Isaak Iselin in Hawaiʻi, 1807

Isaak Iselin draws a rather positive picture of the people of Hawaiʻi as ingenious and interesting, although superstitious and immoral. This fits the then–common trope of the «noble savage». Iselin does not go further into detail, delegating this to the authority of «Cook, Vancouver and others». Iselin sees their writings as representing the authoritative «truth», and thus refers (and defers) to their observations in place of his own. In this spirit, he has to point out that he does not think Hawaiians are «cannibals». This denial of cannibalism reveals the extent to which Iselin had in mind previous accounts of the Hawaiians (or of the «savage» more generally) as he composed his account.
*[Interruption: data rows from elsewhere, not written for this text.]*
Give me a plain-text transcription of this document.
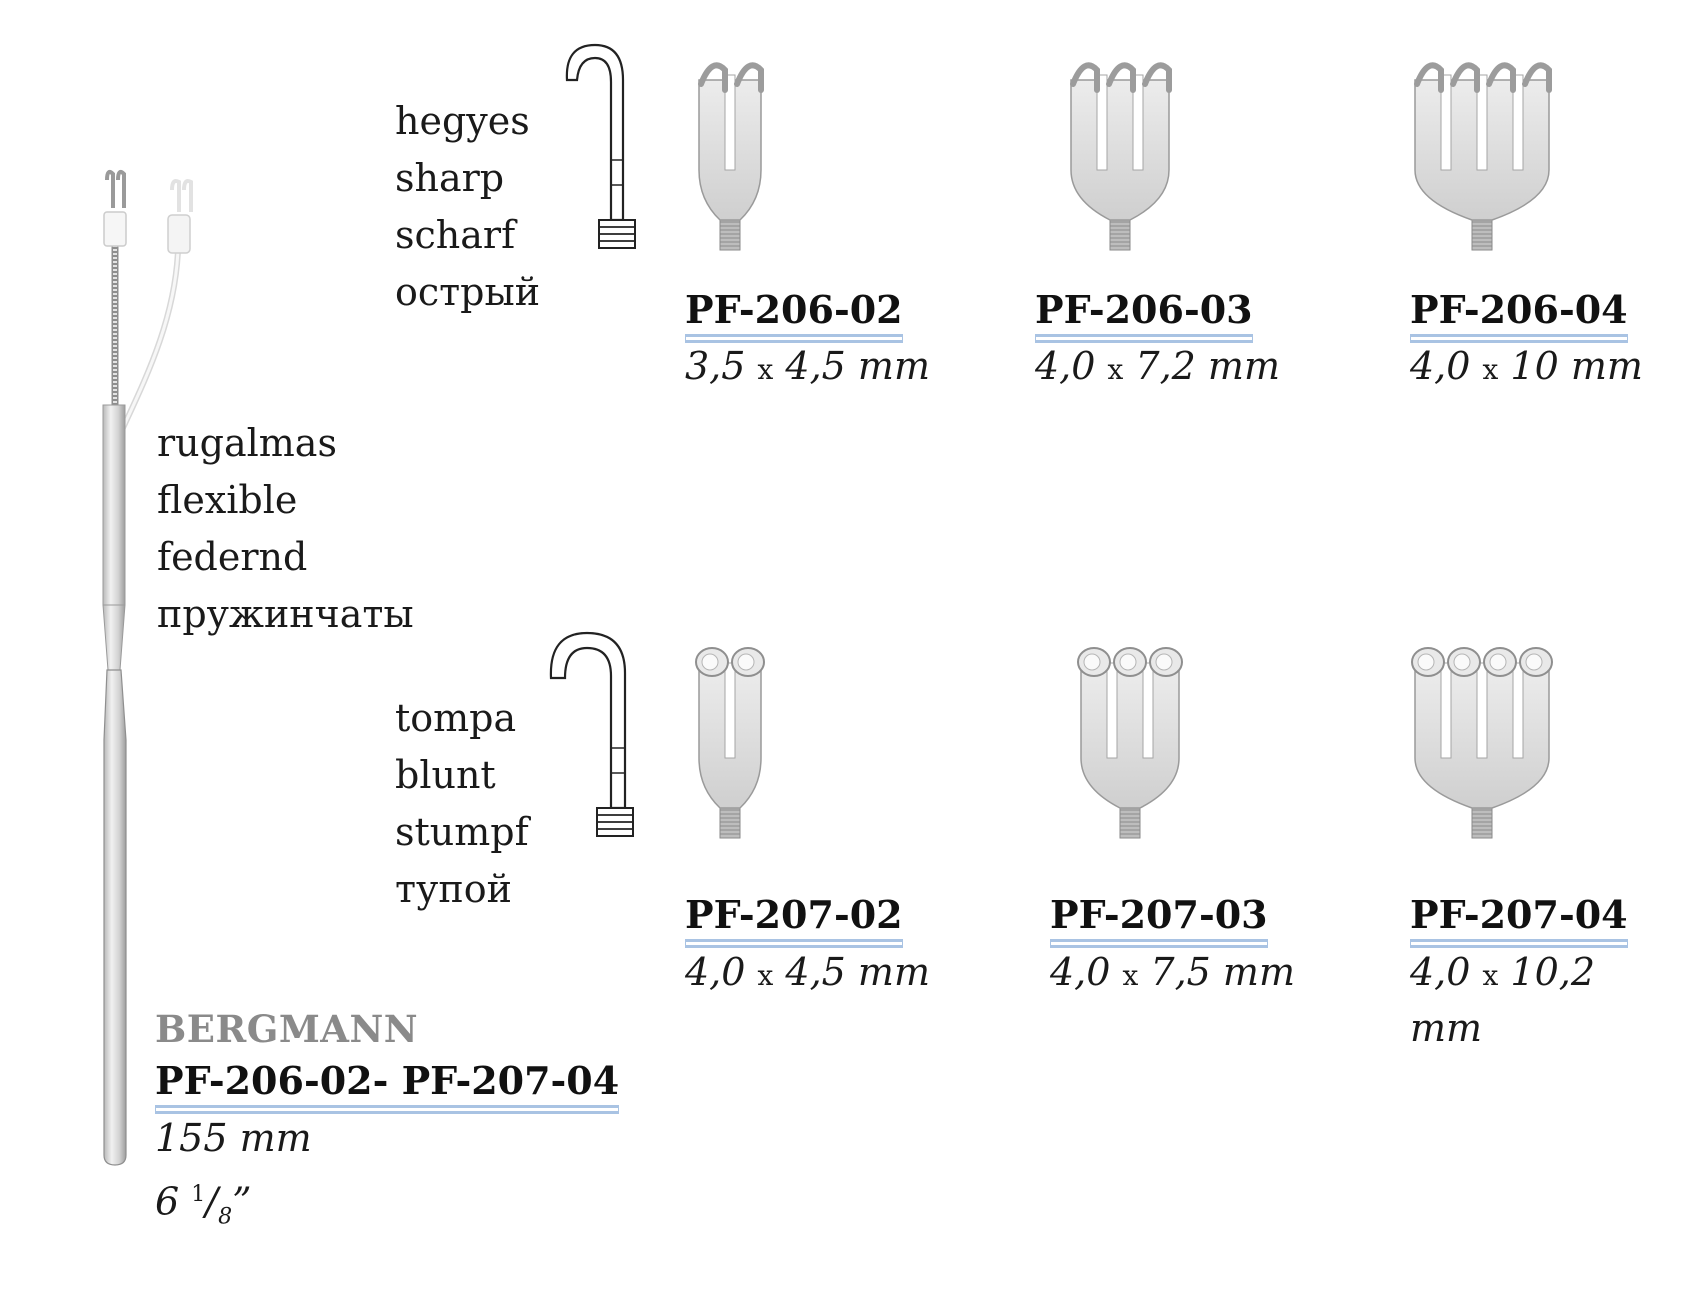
hegyes
sharp
scharf
острый
tompa
blunt
stumpf
тупой
rugalmas
flexible
federnd
пружинчаты
PF-206-02
3,5 x 4,5 mm
PF-206-03
4,0 x 7,2 mm
PF-206-04
4,0 x 10 mm
PF-207-02
4,0 x 4,5 mm
PF-207-03
4,0 x 7,5 mm
PF-207-04
4,0 x 10,2
mm
BERGMANN
PF-206-02- PF-207-04
155 mm
6 $^1/_8$”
The comparison between European and Hawaiian morality is especially significant, as Iselin draws on an Enlightenment trope of relative civilizational progress. This comparison between Hawaiian sexual morals and European moral behaviour is interesting, because it goes beyond simplistic hierarchies that some contemporaries drew between Hawaiian and European «manners» (by which they meant something akin to what the Basel scholar Jacob Burckhardt would later call «culture»). As a future research topic, it would be interesting to consider the role, if any, that Iselin's Basel Protestantism played in his understanding of Hawaiian morality (see also Intertextuality I).

Through Hawaiian Eyes I – Comment

«(...), we were once more left to ourselves after having been for two months, which we spent amongst those Islands almost incessantly surrounded and crowded by the natives. On taking my leave of them and of the Sandwich Islands, I will not enlarge on their manners and customs, which are so faithfully recorded by Cook, Vancouver and others. Since then these Island have been much frequented, chiefly by Americans engaged in the N[orth].W[est]. trade, so that the knowledge of these Islanders has now become quite familiar. They are certainly an interesting and very ingenious people, full of superstition, void of the notions we have of morality, but perhaps, in their way, no worse than Europeans, who in many respects, have injured rather than improved their manners. Human sacrifices are said to be still performed, but they are not charged with cannibalism. I have frequently visited, and alone, distant parts of the several Islands we frequented, without the least sense of fear and know of no instance where offense was given by any of the natives.»